Intense exercise results in increases in intracellular Na+ and extracellular K+ concentrations, leading to depolarization and a loss of muscle excitability and contractility. Here, we use carbacholine to chronically activate the nicotinic acetylcholine (nACh) receptors to mimic the changes in membrane permeability, chemical Na+ and K+ gradients and membrane potential observed during intense exercise. Intact rat soleus muscles were mounted on force transducers and stimulated electrically to evoke short tetani at regular intervals. Carbacholine produced a 2.6-fold increase in Na+ influx that was tetrodotoxin (TTX) insensitive, but abolished by tubocurarine, resulting in a significant 36% increase in intracellular Na+, and 8% decrease in intracellular K+ content.
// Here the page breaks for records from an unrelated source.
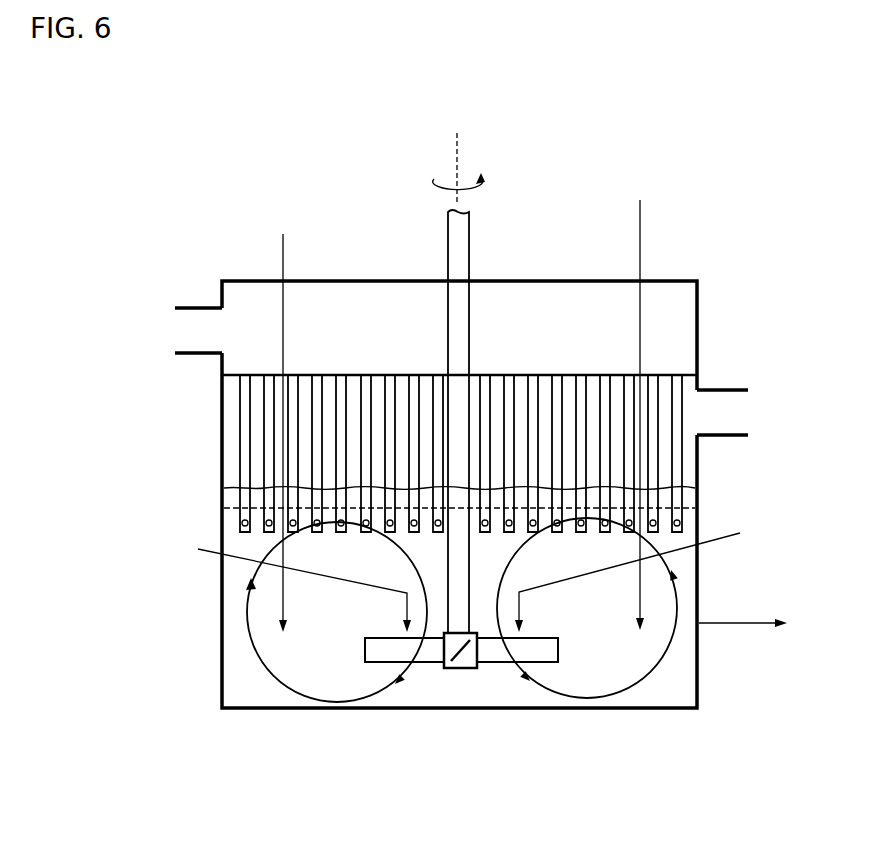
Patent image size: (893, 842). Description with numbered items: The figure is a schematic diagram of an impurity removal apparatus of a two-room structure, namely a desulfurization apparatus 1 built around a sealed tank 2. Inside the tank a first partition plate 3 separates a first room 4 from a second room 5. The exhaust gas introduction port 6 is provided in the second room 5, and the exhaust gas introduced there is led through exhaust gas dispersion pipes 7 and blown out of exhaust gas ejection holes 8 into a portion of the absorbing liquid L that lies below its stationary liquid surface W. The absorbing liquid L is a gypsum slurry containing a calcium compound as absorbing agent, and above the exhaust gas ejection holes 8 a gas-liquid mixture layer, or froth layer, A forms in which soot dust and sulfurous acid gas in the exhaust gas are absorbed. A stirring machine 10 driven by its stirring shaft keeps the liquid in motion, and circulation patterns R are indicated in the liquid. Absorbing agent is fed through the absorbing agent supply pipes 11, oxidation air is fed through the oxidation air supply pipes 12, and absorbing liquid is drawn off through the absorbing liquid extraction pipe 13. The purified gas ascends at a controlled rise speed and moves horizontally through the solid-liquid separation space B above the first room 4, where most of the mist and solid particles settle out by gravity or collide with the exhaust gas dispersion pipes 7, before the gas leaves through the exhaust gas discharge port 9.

The desulfurization apparatus 1 is at (250, 272).
The sealed tank 2 is at (360, 280).
The first partition plate 3 is at (222, 400).
The first room 4 is at (245, 575).
The second room 5 is at (248, 358).
The exhaust gas introduction port 6 is at (223, 336).
The exhaust gas dispersion pipe 7 is at (240, 432).
The exhaust gas ejection hole 8 is at (228, 523).
The exhaust gas discharge port 9 is at (700, 412).
The stirring machine 10 is at (461, 697).
The absorbing agent supply pipe 11 is at (198, 549).
The oxidation air supply pipe 12 is at (283, 234).
The absorbing liquid extraction pipe 13 is at (766, 630).
The gas-liquid mixture layer (froth layer) A is at (713, 485).
The solid-liquid separation space B is at (665, 436).
The stationary liquid surface W is at (592, 530).
The absorbing liquid L is at (605, 608).
The right circulation flow R is at (248, 632).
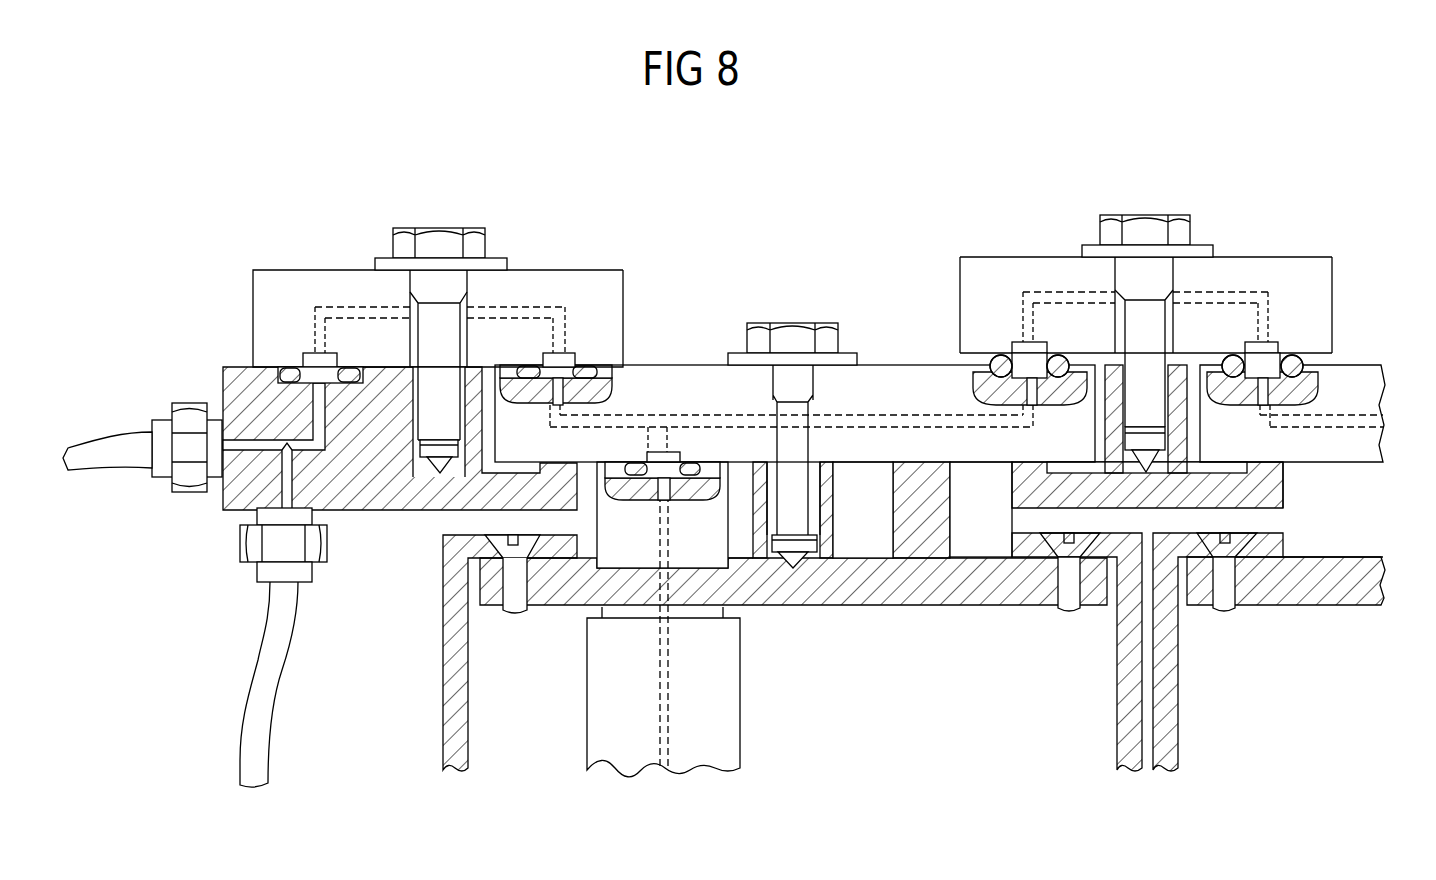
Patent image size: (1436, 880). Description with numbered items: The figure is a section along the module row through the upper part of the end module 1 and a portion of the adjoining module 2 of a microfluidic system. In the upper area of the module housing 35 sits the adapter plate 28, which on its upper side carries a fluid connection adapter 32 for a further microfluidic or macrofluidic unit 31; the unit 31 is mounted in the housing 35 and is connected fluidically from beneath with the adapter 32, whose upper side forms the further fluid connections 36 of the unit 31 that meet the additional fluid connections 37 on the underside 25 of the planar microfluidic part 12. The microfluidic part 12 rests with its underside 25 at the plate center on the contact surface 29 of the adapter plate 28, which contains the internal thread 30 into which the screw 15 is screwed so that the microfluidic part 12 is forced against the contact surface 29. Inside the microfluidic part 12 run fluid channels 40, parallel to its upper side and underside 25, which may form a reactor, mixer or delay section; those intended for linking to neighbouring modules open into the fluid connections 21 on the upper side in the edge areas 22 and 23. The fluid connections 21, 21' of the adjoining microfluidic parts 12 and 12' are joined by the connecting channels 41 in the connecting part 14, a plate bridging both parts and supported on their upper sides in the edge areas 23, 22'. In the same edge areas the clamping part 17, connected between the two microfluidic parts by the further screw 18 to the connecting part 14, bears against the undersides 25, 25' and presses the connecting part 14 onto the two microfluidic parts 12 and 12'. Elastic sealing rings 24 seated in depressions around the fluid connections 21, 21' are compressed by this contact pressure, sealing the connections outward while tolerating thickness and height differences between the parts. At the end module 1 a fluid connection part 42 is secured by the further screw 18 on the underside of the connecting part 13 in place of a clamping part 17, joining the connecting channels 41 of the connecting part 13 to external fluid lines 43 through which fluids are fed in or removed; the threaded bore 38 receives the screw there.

The end module 1 is at (452, 653).
The module 2 is at (1172, 733).
The microfluidic part 12 is at (795, 386).
The microfluidic part 12' is at (1314, 386).
The connecting part 13 is at (278, 269).
The connecting part 14 is at (994, 250).
The screw 15 is at (797, 338).
The clamping part 17 is at (1285, 492).
The further screw 18 is at (440, 245).
The fluid connection 21 is at (1030, 298).
The fluid connection 21' is at (909, 298).
The edge area 22 is at (581, 307).
The edge area 22' is at (1357, 300).
The edge area 23 is at (983, 327).
The elastic sealing ring 24 is at (587, 364).
The underside 25 is at (981, 509).
The underside 25' is at (1356, 509).
The adapter plate 28 is at (890, 610).
The contact surface 29 is at (835, 447).
The internal thread 30 is at (820, 520).
The microfluidic or macrofluidic unit 31 is at (715, 735).
The fluid connection adapter 32 is at (712, 552).
The module housing 35 is at (455, 710).
The further fluid connection 36 is at (672, 468).
The additional fluid connection 37 is at (652, 455).
The threaded bore 38 is at (414, 418).
The fluid channel 40 is at (893, 418).
The connecting channel 41 is at (345, 310).
The fluid connection part 42 is at (373, 513).
The external fluid line 43 is at (112, 445).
The mid region, near the motor end plate, had much larger alterations than the more distal regions of the muscle, and showed a larger membrane depolarization from -73 +/- 1 to -60 +/- 1 mV compared with -64 +/- 1 mV. Carbacholine (10(-4) M) significantly reduced tetanic force to 31 +/- 3% of controls, which underwent significant recovery upon application of Na+-K+ pump stimulators: salbutamol (10(-5) M), adrenaline (10(-5) M) and calcitonin gene-related peptide (CGRP; 10(-7) M). The force recovery with salbutamol was accompanied by a recovery of intracellular Na+ and K+ contents, and a small but significant 4-5 mV recovery of membrane potential. Similar results were obtained using succinylcholine (10(-4) M), indicating that Na+-K+ pump stimulation may prevent or restore succinylcholine-induced hyperkalaemia. The stimulation of the Na+-K+ pump allows muscle to partially recover contractility by regaining excitability through electrogenically driven repolarization of the muscle membrane.